By the way, Pyotr Ilyitch, I wanted to ask you: have you ever stolen anything in your life?”
“What a question!”
“Oh, I didn’t mean anything. From somebody’s pocket, you know. I don’t mean government money, every one steals that, and no doubt you do, too….”
“You go to the devil.”
“I’m talking of other people’s money. Stealing straight out of a pocket? Out of a purse, eh?”
“I stole twenty copecks from my mother when I was nine years old. I took it off the table on the sly, and held it tight in my hand.” “Well, and what happened?” “Oh, nothing. I kept it three days, then I felt ashamed, confessed, and gave it back.”

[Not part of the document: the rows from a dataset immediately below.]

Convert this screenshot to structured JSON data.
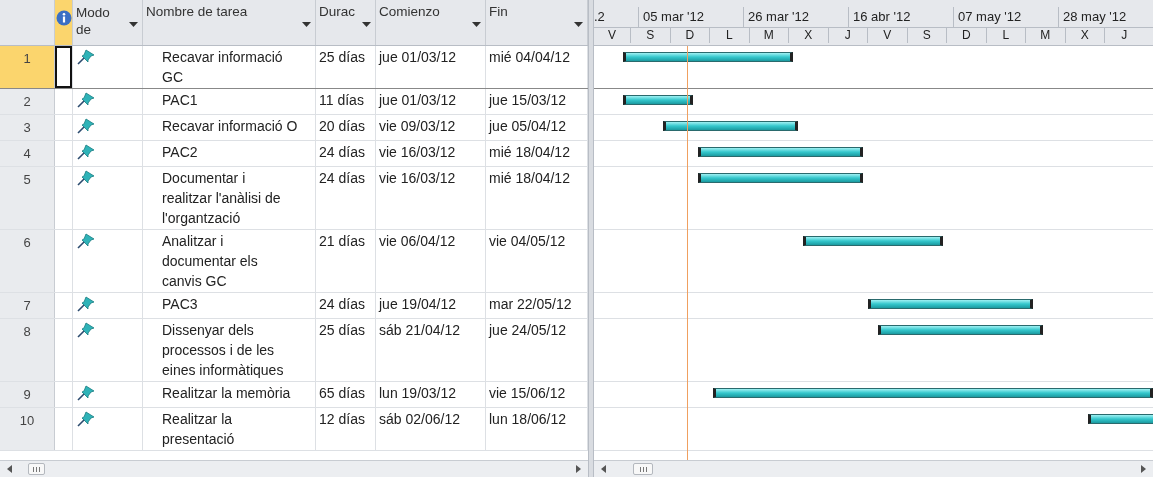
{
  "table": {
    "columns": [
      {
        "kind": "mode",
        "label": "Modo de"
      },
      {
        "kind": "name",
        "label": "Nombre de tarea"
      },
      {
        "kind": "duration",
        "label": "Durac"
      },
      {
        "kind": "start",
        "label": "Comienzo"
      },
      {
        "kind": "end",
        "label": "Fin"
      }
    ],
    "rows": [
      {
        "id": "1",
        "name": "Recavar informació\nGC",
        "duration": "25 días",
        "start": "jue 01/03/12",
        "end": "mié 04/04/12",
        "selected": true
      },
      {
        "id": "2",
        "name": "PAC1",
        "duration": "11 días",
        "start": "jue 01/03/12",
        "end": "jue 15/03/12",
        "selected": false
      },
      {
        "id": "3",
        "name": "Recavar informació O",
        "duration": "20 días",
        "start": "vie 09/03/12",
        "end": "jue 05/04/12",
        "selected": false
      },
      {
        "id": "4",
        "name": "PAC2",
        "duration": "24 días",
        "start": "vie 16/03/12",
        "end": "mié 18/04/12",
        "selected": false
      },
      {
        "id": "5",
        "name": "Documentar i\nrealitzar l'anàlisi de\nl'organtzació",
        "duration": "24 días",
        "start": "vie 16/03/12",
        "end": "mié 18/04/12",
        "selected": false
      },
      {
        "id": "6",
        "name": "Analitzar i\ndocumentar els\ncanvis GC",
        "duration": "21 días",
        "start": "vie 06/04/12",
        "end": "vie 04/05/12",
        "selected": false
      },
      {
        "id": "7",
        "name": "PAC3",
        "duration": "24 días",
        "start": "jue 19/04/12",
        "end": "mar 22/05/12",
        "selected": false
      },
      {
        "id": "8",
        "name": "Dissenyar dels\nprocessos i de les\neines informàtiques",
        "duration": "25 días",
        "start": "sáb 21/04/12",
        "end": "jue 24/05/12",
        "selected": false
      },
      {
        "id": "9",
        "name": "Realitzar la memòria",
        "duration": "65 días",
        "start": "lun 19/03/12",
        "end": "vie 15/06/12",
        "selected": false
      },
      {
        "id": "10",
        "name": "Realitzar la\npresentació",
        "duration": "12 días",
        "start": "sáb 02/06/12",
        "end": "lun 18/06/12",
        "selected": false
      }
    ]
  },
  "timeline": {
    "top_tier": [
      ".2",
      "05 mar '12",
      "26 mar '12",
      "16 abr '12",
      "07 may '12",
      "28 may '12"
    ],
    "bottom_tier": [
      "V",
      "S",
      "D",
      "L",
      "M",
      "X",
      "J",
      "V",
      "S",
      "D",
      "L",
      "M",
      "X",
      "J"
    ]
  }
}
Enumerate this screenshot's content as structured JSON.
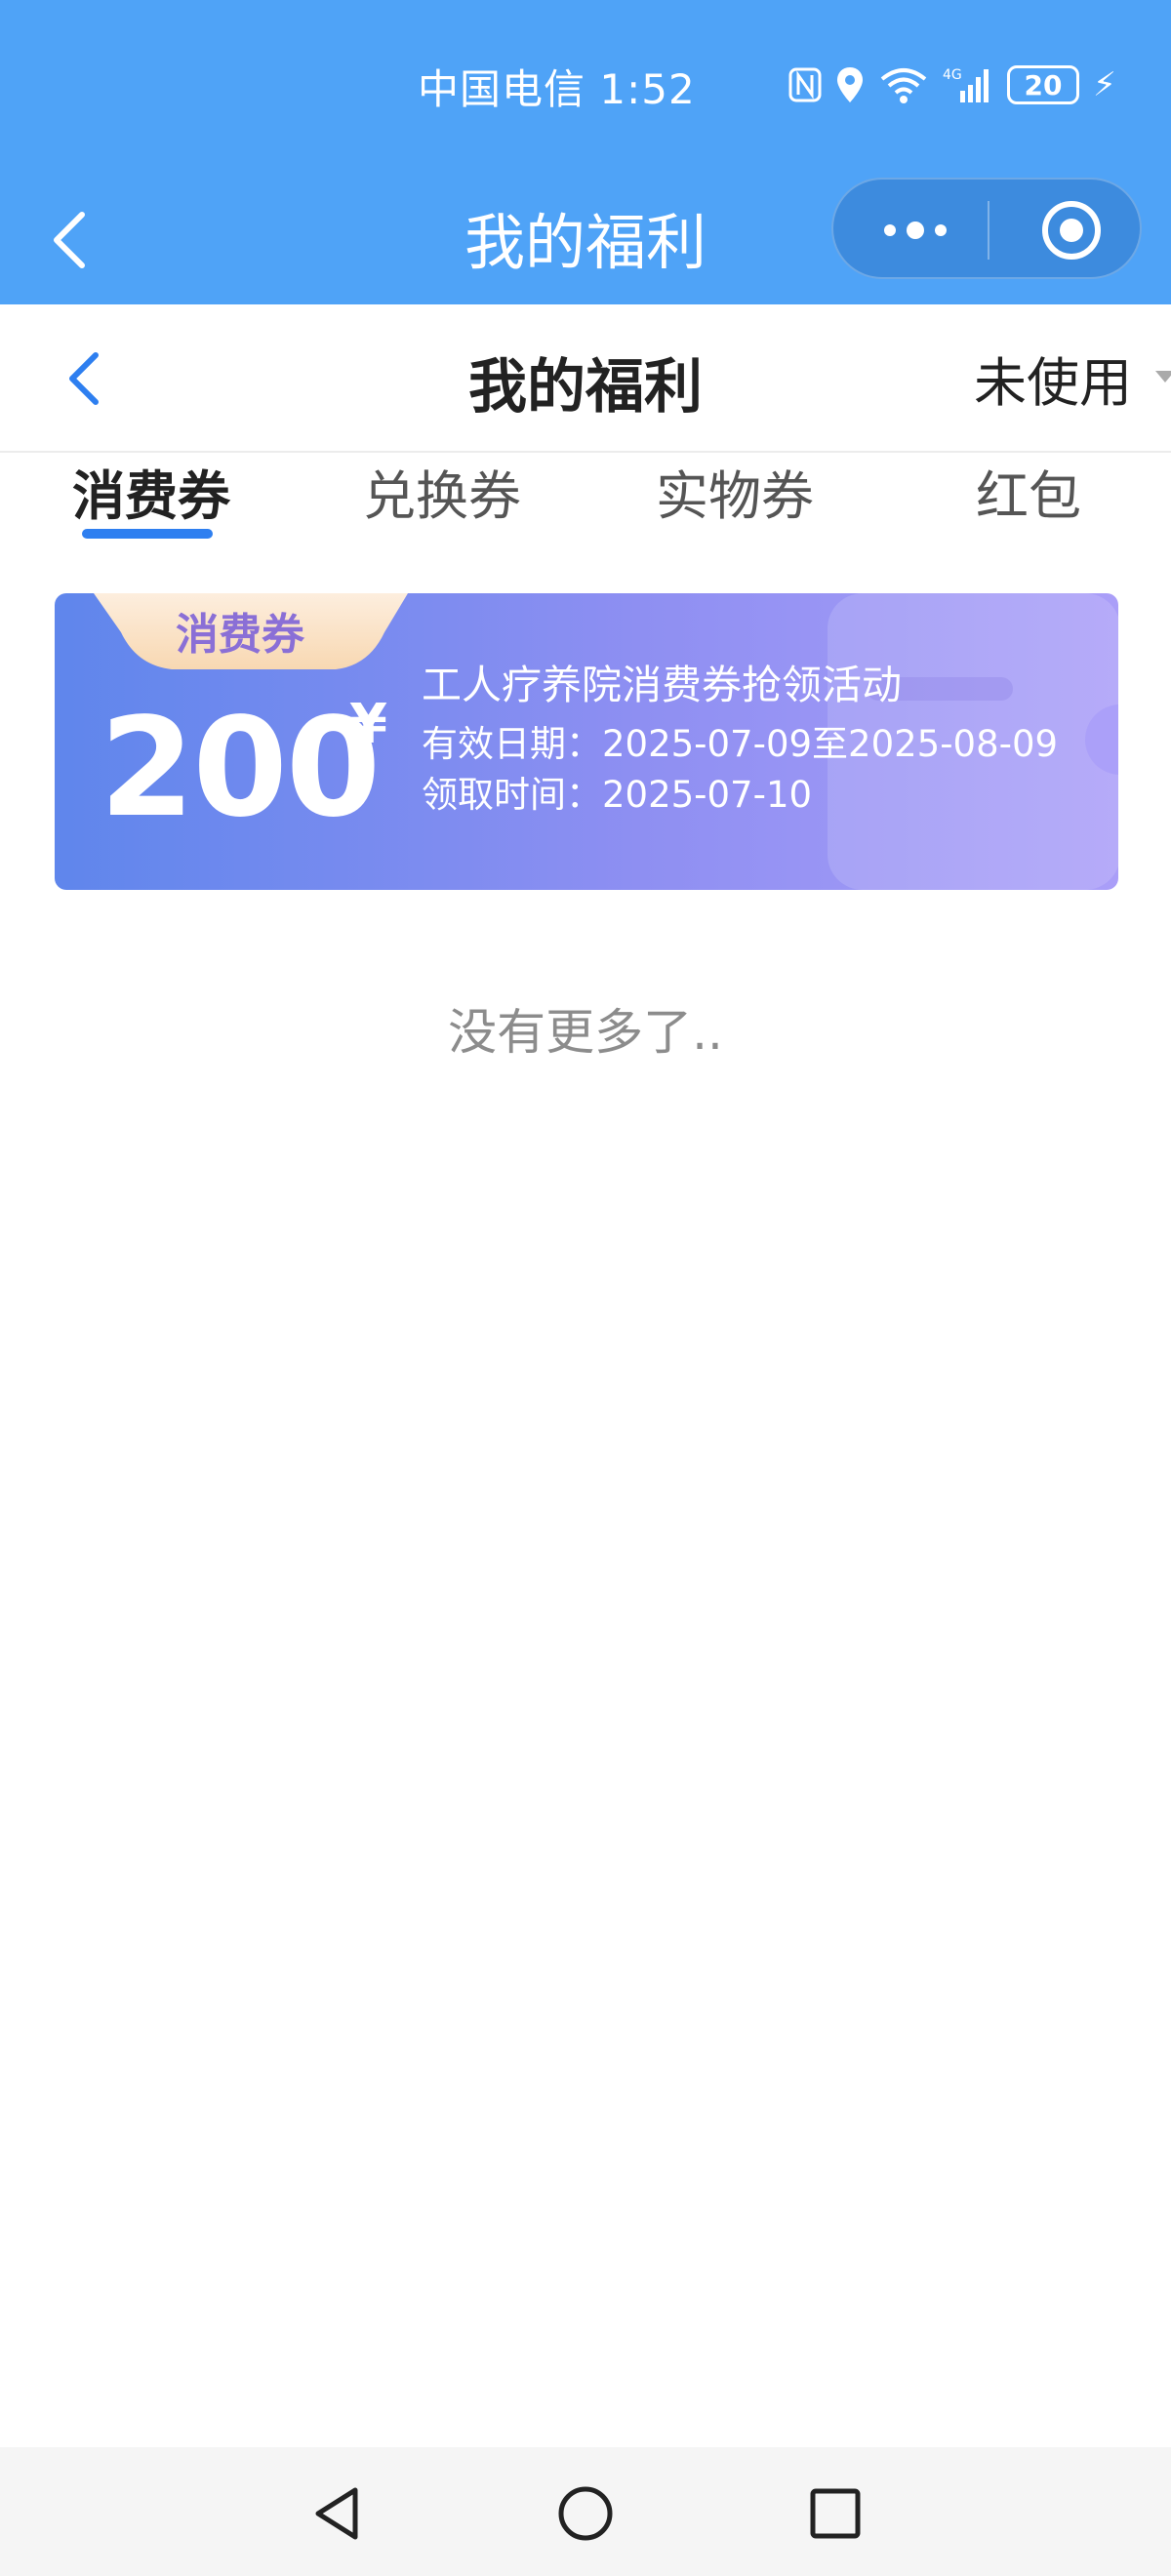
{
  "status_bar": {
    "carrier_time": "中国电信 1:52",
    "battery": "20",
    "icons": [
      "nfc-icon",
      "location-icon",
      "wifi-icon",
      "signal-icon",
      "battery-icon",
      "charging-icon"
    ]
  },
  "mini_program_bar": {
    "title": "我的福利",
    "back_icon": "chevron-left-icon",
    "menu_icon": "more-dots-icon",
    "close_icon": "target-icon"
  },
  "page_header": {
    "title": "我的福利",
    "filter_label": "未使用"
  },
  "tabs": [
    {
      "label": "消费券",
      "active": true
    },
    {
      "label": "兑换券",
      "active": false
    },
    {
      "label": "实物券",
      "active": false
    },
    {
      "label": "红包",
      "active": false
    }
  ],
  "coupons": [
    {
      "tag": "消费券",
      "amount": "200",
      "currency": "¥",
      "title": "工人疗养院消费券抢领活动",
      "valid_period": "有效日期：2025-07-09至2025-08-09",
      "claim_time": "领取时间：2025-07-10"
    }
  ],
  "list_end_text": "没有更多了..",
  "colors": {
    "header_blue": "#4fa3f7",
    "accent_blue": "#2e7ff0",
    "coupon_gradient_start": "#5f86ec",
    "coupon_gradient_end": "#aa9ef8",
    "tag_bg": "#fbe3c4"
  }
}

Dmitri is a bizarre character in Brothers Karamazov. He has a strong sense of morality but it is eccentric to say the least. I find this quote hilarious because Dmitri immediately thinks of government money as not other people’s money.
What’s interesting is that Dmitri brags to his friends that he is willing to kill his father to obtain his mother’s inheritance that he believes is rightly his. Dmitri would rather be a murderer than a thief. If he believed that his father owed him 9,000 rubles. He would kill his father to take the 9,000 but he wouldn’t take a Kopec* more. Yet government money is always being stolen as if it is little concern.
It seems that Dostoevsky saw the immorality emerging out of big government money before almost anybody else.